Disability Perspective: MUNI T.E.P. -- Lack of Thought on Health Impacts
by Bob Planthold, 2008-12-16
Another Holiday Season analysis about the lumps of coal (and pessimism) that city agencies bestow on people with disabilities at year's end. We all are aware of lots of cuts in all sorts of social service programs and health programs. Meaning the poor, seniors, people with disabilities, single parents, and many newcomers to this country are targeted to suffer the most. That's too broad, though, to get a feel for how poorly done is the thinking and work done by city staff and policy-makers.
Let's focus on the MUNI Transit Effectiveness Program [TEP]. So far, most of the letters to the editor and the comments at public meetings follow a grade-school level civics and economics approach: (1) Do what the majority wants; and (2) MUNI can't afford to provide current services. So, the MTA Board of Directors has gone along with accepting the revised recommendations provided by staff.
Next, there will be an E.I.R [environmental impact review] on MUNI's TEP cuts. Yet even in this supposedly "green" process, there is a bias against people with disabilities.

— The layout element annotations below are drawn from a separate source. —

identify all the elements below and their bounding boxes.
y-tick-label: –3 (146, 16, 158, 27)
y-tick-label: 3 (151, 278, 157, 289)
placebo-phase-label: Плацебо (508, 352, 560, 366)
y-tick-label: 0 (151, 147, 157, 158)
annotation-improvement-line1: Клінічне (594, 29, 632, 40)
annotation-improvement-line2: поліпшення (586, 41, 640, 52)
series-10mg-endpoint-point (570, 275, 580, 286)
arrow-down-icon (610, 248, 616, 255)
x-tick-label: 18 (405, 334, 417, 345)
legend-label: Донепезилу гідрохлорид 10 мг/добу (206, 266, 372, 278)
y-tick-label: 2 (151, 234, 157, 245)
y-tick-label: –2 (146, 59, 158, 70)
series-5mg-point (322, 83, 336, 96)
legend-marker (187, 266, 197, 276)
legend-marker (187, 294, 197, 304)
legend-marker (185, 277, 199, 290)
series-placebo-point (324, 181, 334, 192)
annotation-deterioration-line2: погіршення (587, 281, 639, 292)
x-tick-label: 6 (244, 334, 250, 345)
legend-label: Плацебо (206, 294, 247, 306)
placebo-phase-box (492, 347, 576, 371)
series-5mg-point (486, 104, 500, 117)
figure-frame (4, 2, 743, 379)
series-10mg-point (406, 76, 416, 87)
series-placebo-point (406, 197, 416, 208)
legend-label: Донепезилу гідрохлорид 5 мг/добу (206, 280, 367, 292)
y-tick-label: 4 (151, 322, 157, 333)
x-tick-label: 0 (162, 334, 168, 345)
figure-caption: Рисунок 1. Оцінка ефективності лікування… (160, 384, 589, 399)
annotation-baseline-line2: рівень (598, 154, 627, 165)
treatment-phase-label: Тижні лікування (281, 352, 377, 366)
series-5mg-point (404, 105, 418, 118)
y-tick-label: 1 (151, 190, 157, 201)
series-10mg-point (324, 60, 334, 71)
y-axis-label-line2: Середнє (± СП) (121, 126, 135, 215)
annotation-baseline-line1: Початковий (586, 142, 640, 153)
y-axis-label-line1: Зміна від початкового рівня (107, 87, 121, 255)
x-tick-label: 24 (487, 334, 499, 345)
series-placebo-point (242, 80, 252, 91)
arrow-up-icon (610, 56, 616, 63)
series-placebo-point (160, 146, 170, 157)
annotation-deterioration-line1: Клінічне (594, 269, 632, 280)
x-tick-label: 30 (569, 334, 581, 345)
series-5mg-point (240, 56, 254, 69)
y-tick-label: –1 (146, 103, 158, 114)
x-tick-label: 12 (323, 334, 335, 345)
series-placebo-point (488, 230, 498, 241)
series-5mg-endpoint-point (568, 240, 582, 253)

These federal and state environmental laws were passed in the mid 1970s, long before the state of California revised its building codes to require full accessibility and even longer before the federal civil rights law called Americans with Disabilities Act was passed. So? In talking to various professionals with degrees and long experience in planning, NOT ONE ever heard of any EIR analysis that analyzed how cutting fixed-route transit lines and services might actually have to also look at PARAtransit services.
Here's the neglect. Paratransit is a federally-required complementary service to fixed-route service. When MUNI, or AC Transit or Golden Gate Transit, eliminate lines or portions of lines, then those transit-dependent people with disabilities can qualify for the much more expensive paratransit. That's a simple cost issue, though, which is not part of many EIR analyses.
However, planning professionals, policymakers, elected officials, the media, and many acclaimed transit advocates who are able-bodied ALL fail to take into account the population demographics of the Bay Area and especially of San Francisco. San Francisco has a large and growing number and percentage of seniors who live longer and also a large and growing number and percentage of people with disabilities who are active and living out in the community.
Take, for example, MUNI's plans to cut various bus lines in hilly areas of SF -- the 6, several of the lines numbered in the 30s and in the 50s, the 18, and elsewhere. While each of these lines has a small ridership, MUNI doesn't know how many of those riders have a disability, nor how many in-home care workers who serve residents in the areas scheduled to be isolated are transit dependent and will no longer be able to provide those required services or provide mandated special educational services.
Nor does MUNI know the ages of the riders in these hilly areas. MUNI hasn't done any projections on how many residents of these soon-to-be-abandoned route portions in hilly areas will age into being seniors over 80, a population cohort more likely to be eligible for paratransit.
Yet the more people who are seniors or have a disability and are living in areas MUNI plans to abandon, the more likely they will qualify for paratransit. That means there needs be an estimate on how many new paratransit vans will be needed. Initially, this seems more a capital expense decision.
Here's where EIR analysis may not be up-to-date in its requirements. EIRs are supposed to measure factors that include how much congestion might change, how much pollution might change, and other environmental effects. As more paratransit vans are needed, the more pollution they'll produce.
Further, due to the very small numbers of people with disabilities a paratransit van can normally carry, as these vans travel in and through hilly areas, they'll have to pull over and idle while an oncoming delivery truck, passenger car, taxicab, or even another paratransit van passes. Nobody has thought to calculate how much extra pollution will be produced by this stationary engine idling from additional paratransit vans travelling along SF's streets and roads.
The mid-1970s environmental laws didn't contemplate such population and transportation changes, so they are silent about such demographic and service factors.
Still, no one amongst the various staffers in city government departments has thought to deal with this demographic reality of disability. Even if not specifically required by legislation more than 1/3 of a century old, still it seems logical that prevailing community standards, changing demographics, and the environmental impacts of new laws ought to be in the thinking of those doing EIRs.
Such isn't the case. We may have a MUNI TEP implemented that makes worse the pollution in hilly areas, which means even more difficulty in breathing for seniors and for people with disabilities.
Who failed to think clearly here? Is it just MUNI?
Or does it also include the Planning Department, the City Attorney, the Department of the Environment, the Mayor's Office, the Public Health Department, the Controller's staff, the Supervisors, and able-bodied advocates -- all of whom worked on and supported the TEP's recommendations to cut services WITHOUT realizing, let alone calculating, the health impact of extra pollution on people with disabilities and on surrounding neighbors?
How many people in authority missed the obvious? And how many in the TEP and follow-on EIR process will own up to their neglect and sins of omission regarding the disabled?
Happy Holidays -- or a Dickensian "Bah, humbug!" to a city government and leadership that so blithely allow this to happen.